When I work with clients on structuring their business development initiatives, I often advise them on how to develop a “marketing mindset” by incorporating small, incremental marketing activities into their daily schedule. As they develop this discipline, my clients are often amazed at how much they have accomplished in cultivating and strengthening key relationships, and how they have broadened their networks and client retentions without any great interruption to their practice. The key here is the importance of taking control of your business development planning versus allowing circumstances to dictate your activities.

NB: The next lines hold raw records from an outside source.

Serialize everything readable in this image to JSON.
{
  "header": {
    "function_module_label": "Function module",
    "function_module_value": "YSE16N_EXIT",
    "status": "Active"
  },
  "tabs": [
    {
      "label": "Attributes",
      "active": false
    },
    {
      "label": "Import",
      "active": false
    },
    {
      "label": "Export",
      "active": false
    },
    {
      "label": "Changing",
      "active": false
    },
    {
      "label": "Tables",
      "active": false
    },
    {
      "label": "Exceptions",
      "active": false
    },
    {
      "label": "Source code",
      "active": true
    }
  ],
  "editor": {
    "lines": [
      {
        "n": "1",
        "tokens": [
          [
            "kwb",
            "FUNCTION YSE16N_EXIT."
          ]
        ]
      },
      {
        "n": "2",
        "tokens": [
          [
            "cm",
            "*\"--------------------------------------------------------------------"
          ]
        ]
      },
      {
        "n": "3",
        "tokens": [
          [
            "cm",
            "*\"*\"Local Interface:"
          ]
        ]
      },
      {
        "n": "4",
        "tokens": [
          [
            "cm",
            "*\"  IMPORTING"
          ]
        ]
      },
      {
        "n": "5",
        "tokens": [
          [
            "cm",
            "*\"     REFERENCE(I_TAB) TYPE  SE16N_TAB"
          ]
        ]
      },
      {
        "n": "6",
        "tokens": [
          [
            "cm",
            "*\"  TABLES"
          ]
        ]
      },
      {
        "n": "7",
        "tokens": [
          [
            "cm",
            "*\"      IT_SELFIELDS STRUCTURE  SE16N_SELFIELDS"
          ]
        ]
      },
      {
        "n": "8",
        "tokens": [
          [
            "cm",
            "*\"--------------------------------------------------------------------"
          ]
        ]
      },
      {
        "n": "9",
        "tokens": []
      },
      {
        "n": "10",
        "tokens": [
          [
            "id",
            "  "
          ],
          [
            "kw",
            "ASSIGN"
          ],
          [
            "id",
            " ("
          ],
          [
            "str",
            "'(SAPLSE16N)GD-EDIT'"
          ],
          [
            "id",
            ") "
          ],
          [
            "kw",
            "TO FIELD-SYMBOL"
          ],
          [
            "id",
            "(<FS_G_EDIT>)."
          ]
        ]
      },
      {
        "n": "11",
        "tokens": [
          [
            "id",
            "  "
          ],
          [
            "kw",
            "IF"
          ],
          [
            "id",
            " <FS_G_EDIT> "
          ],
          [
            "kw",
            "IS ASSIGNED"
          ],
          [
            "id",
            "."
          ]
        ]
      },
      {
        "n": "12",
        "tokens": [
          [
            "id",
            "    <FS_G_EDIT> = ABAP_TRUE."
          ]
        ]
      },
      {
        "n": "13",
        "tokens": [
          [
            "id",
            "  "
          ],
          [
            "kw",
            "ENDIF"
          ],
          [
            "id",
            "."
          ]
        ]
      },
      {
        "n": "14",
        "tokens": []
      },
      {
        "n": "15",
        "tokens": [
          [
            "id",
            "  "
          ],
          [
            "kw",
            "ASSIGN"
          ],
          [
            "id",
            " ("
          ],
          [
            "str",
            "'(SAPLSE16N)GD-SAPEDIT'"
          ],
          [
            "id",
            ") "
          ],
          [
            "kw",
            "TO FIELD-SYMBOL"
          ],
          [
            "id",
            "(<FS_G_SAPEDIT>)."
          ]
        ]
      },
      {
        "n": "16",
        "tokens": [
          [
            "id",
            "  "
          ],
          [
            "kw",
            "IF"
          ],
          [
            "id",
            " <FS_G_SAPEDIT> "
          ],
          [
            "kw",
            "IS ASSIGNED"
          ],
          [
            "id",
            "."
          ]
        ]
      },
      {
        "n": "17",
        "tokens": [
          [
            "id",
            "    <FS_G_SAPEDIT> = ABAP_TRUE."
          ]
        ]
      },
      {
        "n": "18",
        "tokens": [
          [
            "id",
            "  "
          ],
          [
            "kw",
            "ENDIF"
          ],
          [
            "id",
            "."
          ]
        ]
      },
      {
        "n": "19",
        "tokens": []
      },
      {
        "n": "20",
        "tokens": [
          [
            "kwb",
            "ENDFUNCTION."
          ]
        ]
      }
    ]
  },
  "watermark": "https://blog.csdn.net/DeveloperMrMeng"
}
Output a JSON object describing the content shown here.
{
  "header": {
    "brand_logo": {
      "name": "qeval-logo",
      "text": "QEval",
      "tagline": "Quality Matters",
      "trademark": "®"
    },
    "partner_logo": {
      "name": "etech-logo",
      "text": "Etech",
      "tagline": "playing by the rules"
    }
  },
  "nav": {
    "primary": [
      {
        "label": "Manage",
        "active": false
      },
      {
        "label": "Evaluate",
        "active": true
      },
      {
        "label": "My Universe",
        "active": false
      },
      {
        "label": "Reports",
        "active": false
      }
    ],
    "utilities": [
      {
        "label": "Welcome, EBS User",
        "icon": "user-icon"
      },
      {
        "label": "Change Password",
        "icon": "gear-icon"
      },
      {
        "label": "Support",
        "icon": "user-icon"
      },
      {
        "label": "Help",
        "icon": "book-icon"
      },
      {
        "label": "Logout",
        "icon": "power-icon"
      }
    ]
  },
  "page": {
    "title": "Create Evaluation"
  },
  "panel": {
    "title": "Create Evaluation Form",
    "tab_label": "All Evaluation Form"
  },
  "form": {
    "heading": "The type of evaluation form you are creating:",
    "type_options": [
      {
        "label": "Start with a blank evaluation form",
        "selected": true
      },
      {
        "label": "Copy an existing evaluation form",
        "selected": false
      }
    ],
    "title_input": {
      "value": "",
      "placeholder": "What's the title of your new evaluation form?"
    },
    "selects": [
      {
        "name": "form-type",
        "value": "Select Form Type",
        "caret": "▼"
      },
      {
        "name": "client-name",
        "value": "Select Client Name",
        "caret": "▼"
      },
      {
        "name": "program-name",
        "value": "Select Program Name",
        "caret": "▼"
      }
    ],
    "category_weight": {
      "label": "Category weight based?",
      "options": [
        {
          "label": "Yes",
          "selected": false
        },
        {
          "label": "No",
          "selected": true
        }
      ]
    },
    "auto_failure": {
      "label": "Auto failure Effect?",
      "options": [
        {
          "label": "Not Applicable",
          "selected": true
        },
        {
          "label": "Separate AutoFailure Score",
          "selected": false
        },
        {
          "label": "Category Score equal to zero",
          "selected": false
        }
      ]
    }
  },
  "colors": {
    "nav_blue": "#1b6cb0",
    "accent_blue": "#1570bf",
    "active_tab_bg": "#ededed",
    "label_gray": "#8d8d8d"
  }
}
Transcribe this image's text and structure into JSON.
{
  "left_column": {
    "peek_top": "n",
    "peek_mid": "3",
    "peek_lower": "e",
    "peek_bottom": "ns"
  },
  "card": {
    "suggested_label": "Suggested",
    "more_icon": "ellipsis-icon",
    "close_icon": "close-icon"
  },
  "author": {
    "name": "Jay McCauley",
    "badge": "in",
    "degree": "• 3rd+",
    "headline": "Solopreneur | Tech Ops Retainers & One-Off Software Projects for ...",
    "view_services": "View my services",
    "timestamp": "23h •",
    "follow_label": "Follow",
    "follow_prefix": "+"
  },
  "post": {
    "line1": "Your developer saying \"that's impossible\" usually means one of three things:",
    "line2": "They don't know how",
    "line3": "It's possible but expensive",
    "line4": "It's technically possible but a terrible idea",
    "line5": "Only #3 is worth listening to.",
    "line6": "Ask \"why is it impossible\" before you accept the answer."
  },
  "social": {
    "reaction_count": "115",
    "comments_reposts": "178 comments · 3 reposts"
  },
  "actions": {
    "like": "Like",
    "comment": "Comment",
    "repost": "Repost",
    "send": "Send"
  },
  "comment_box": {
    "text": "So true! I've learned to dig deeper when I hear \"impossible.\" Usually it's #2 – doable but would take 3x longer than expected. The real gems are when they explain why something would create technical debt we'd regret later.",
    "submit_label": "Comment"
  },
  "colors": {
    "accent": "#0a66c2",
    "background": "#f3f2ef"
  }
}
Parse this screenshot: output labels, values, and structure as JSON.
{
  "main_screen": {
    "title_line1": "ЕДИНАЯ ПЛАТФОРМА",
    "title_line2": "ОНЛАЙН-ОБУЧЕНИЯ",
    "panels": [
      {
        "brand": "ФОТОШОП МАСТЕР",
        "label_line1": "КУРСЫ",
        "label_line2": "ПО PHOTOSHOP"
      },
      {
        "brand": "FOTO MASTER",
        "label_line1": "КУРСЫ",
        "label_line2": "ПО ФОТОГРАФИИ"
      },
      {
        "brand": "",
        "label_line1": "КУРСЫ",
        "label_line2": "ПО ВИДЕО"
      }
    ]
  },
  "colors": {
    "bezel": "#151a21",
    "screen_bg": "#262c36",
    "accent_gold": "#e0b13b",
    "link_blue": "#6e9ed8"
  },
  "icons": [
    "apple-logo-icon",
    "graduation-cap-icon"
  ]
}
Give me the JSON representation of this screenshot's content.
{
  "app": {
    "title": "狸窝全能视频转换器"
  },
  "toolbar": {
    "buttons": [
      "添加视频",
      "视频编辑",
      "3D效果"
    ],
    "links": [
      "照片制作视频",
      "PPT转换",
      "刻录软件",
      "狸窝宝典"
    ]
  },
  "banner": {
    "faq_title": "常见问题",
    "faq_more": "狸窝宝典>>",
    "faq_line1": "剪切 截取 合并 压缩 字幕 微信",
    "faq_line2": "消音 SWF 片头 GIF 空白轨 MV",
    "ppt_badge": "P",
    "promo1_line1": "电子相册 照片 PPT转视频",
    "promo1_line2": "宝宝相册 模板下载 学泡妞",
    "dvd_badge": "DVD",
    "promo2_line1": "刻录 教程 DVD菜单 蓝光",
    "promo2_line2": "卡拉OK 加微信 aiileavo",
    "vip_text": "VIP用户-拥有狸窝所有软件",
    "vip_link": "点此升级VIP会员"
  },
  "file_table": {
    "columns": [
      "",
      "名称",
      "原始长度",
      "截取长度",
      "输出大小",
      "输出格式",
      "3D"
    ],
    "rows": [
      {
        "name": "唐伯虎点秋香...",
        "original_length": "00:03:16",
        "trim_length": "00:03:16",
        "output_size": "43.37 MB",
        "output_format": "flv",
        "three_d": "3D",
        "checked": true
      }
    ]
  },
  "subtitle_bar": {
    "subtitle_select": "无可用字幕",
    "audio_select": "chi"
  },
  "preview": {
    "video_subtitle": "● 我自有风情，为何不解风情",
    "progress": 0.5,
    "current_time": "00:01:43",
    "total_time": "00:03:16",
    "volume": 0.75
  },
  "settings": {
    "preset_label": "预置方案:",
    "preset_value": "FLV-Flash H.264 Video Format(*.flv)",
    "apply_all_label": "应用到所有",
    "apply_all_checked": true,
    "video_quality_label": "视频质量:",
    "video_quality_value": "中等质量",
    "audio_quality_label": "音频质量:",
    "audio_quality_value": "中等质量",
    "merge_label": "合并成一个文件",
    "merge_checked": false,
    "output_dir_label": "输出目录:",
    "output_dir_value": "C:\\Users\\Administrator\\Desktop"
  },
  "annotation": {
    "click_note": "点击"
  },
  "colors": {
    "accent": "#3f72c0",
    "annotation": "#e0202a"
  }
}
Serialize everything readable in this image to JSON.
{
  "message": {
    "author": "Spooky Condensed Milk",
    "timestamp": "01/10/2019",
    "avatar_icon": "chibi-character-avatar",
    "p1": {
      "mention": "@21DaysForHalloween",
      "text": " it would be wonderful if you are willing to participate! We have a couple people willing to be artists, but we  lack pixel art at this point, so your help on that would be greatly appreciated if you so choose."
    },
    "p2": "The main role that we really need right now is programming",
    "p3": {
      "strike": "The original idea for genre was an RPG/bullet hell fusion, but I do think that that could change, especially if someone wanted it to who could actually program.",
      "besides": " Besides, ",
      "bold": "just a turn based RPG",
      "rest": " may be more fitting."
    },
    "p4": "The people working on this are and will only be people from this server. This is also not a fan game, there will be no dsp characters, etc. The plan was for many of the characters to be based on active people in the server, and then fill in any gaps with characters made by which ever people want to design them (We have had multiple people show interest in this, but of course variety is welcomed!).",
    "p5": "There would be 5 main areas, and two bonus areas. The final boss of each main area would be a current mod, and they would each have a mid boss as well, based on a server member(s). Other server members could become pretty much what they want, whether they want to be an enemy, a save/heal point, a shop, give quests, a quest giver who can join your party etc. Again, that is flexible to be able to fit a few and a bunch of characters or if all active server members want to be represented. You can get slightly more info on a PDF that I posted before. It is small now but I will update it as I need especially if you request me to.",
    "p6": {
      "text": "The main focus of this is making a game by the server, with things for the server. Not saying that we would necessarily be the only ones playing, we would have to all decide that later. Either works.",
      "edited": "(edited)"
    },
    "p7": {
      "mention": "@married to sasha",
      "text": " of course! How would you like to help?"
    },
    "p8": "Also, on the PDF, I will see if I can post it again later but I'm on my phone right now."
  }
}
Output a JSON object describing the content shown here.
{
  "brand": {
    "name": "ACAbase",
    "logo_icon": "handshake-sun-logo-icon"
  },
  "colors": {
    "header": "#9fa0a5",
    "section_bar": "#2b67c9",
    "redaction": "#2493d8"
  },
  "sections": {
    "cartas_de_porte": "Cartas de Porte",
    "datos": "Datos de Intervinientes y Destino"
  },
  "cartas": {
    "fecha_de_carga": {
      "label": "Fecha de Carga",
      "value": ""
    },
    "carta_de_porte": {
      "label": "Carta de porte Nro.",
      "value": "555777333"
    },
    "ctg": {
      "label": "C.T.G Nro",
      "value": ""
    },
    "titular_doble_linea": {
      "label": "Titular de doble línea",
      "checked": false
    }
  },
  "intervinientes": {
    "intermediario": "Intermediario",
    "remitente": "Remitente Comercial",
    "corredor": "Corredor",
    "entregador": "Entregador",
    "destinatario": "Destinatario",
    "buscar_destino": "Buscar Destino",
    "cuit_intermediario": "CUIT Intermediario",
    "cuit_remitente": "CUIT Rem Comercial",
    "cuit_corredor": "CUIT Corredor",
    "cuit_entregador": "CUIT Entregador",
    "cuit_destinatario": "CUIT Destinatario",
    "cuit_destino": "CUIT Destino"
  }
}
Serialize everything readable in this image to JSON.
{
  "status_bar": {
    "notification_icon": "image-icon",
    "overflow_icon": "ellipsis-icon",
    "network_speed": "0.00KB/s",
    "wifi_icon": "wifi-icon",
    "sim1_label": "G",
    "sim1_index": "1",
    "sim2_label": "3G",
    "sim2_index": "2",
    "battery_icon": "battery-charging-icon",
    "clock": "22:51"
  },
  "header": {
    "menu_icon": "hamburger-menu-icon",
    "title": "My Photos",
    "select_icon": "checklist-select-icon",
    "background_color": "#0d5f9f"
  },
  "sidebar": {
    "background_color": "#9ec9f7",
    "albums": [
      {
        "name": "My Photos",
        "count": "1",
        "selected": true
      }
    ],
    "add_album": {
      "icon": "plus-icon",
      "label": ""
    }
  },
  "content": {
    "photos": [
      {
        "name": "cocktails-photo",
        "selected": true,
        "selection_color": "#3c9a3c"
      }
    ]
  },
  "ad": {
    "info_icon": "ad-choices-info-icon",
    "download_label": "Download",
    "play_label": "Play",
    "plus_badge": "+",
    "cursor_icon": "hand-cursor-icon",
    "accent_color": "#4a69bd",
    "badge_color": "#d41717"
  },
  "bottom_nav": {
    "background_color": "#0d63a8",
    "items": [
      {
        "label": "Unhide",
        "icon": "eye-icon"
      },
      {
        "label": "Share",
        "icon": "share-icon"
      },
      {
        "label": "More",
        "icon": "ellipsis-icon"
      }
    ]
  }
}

Commitment to existing clients. Lawyers are well advised to recognize the business potential of expanding relationships (and work) from existing clients while also focusing on developing new business from new clients. We’ve all heard the ratio that 80% of our work originates from 20% of our clients. It’s much easier to deliver extraordinary service to your current clients to prove your value than to start fresh with new, untested clients. It’s a balance much like so many other endeavors.

One element, however, bears highlighting and that is what exactly it means to deliver “extraordinary” service. We all know it when we see it as consumers. Simply turn that feeling on its head when you engage with your clients: return phone calls in record time; respond to emails on a Sunday afternoon once in a while; offer a little more research than was requested (and not bill for it). Truly let the client know how much his/her business means to you. Before long, you’ll be handed new files.